Almost as though death were both my closest friend, and my worst enemy ever since I was born into this world. And yet, each and every single time I meet, see, or experience death, I can't help but wonder...

When?

When will I get used to you when I already am "used" to you? When will I finally accept you? When will I finally... be free from fearing you? When will my suffering end? When will the answer arrive?

I know these are questions that cannot be answered in my lifetime. A lifetime that I have valiantly struggled and fought with through all conceivable odds to keep when all I wanted to do was just... rest.

For my will, is my blessing in living and refusal to succumb to death.

However—

Equally, my will, is also my curse in living while those around me succumb to death. Both by my own actions, and actions out of my control.

And so I say oh. Please grant me the serenity to accept all the things that I cannot change. And so I say oh. Please grant me the strength to help change the things that I cannot accept. And so I say oh.

Please help me...

Find content, with the inevitability — of death.

He climbed up the mountain forest, high enough to where the clouds formed. The rainfall was heavy, as was the persistent condensation of moisture laden air currents.

Once he reached the very top, he stared up at the sky, being submerged with the clouds. Just staring. Openly into an open place that he could not reach or breach. An open place that was closed to the realm of the living, for the heavens remained far above where the eye could not travel.

Strangely enough, Renero felt his fiercely pounding heart ceasing with each step he made until everything suddenly stopped for him and his shaken up core. There was nowhere left to go, or climb, or hide. Only down. A direction he was accustomed to. A direction he kept coming back to, no matter how many times he tried changing directions in going up.

How ironic. For as high as he was on top of the mountain forest, he looked down to see just how far of a drop it was from his position.

The scenery through the clouds, the heavy condensed rainfall and the trees provided him with an overarching view of the different parts of Petora.

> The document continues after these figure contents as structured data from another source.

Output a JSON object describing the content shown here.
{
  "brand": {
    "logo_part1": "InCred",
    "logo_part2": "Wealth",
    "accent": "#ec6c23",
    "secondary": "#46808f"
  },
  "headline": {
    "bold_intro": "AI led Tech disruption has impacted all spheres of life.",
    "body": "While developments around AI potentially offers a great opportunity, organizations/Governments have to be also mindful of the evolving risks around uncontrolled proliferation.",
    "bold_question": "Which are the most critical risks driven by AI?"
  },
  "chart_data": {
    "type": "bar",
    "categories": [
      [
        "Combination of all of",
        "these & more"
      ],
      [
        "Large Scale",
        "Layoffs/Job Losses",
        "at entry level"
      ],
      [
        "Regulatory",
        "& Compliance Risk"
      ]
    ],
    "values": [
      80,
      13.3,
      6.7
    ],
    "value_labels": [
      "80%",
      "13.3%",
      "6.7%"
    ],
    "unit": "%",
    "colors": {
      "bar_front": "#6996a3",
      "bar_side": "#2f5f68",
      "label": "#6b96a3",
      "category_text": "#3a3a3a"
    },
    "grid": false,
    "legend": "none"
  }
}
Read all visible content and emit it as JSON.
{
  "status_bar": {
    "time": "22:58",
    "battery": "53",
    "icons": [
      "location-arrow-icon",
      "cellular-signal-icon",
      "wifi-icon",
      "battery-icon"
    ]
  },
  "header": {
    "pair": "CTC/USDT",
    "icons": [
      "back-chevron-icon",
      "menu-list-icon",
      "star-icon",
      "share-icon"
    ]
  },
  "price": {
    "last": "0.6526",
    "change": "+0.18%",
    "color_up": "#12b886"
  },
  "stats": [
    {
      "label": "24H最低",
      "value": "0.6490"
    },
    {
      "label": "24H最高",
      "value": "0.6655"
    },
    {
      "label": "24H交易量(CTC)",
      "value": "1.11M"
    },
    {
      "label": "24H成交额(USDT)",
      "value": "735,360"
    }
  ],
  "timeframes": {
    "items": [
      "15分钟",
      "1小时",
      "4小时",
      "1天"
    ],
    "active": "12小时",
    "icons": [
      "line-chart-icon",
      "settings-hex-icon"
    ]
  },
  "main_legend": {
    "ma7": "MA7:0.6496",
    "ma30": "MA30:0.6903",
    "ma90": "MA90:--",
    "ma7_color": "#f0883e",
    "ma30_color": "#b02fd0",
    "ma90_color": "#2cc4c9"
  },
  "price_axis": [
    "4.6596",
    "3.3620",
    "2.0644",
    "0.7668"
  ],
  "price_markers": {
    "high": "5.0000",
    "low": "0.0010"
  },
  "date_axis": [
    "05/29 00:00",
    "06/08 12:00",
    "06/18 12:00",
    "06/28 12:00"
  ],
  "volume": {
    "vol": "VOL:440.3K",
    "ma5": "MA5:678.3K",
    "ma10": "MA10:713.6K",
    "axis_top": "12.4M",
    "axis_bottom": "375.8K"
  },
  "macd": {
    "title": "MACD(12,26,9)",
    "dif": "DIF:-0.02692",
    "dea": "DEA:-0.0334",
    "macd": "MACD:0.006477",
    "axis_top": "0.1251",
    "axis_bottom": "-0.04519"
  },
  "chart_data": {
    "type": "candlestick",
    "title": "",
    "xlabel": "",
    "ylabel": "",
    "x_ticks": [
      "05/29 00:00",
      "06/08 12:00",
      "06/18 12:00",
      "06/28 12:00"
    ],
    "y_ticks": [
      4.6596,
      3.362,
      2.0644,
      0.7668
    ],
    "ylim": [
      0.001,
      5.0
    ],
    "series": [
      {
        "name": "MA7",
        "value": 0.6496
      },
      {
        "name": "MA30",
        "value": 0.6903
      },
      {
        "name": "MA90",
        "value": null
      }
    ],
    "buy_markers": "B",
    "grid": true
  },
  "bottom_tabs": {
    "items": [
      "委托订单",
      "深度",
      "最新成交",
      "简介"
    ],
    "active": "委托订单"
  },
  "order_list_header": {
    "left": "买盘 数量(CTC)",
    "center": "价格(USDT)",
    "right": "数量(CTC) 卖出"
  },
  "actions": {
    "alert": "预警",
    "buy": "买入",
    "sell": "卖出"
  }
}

Directly down below was of course the village of Rinestone where he just was some time ago. Increasing the vision in his dilated pupils, he could see the great fire that he knew was for Brianna due to the ever faint but discernible cries of mourning and rage being emitted by the people, and those they had lost today.

Cries that were screaming for revenge. For retributive justice against the Metro invaders. The ghosts of his tormented past that he could never escape from.

With another fiery ghost to add.

It was strange. Yes Renero was sad over Brianna and the others, but above all else he was more so mourning over his own inequity and defeat.

He knew Brianna did not fear death. Nonetheless, the mere thought of her death scared him with how fearless she was of it, how he tried to prevent such from happening in a pleading act of shame for chiefs, and the words she used to say to him, during the early stages of his arrival in Petora.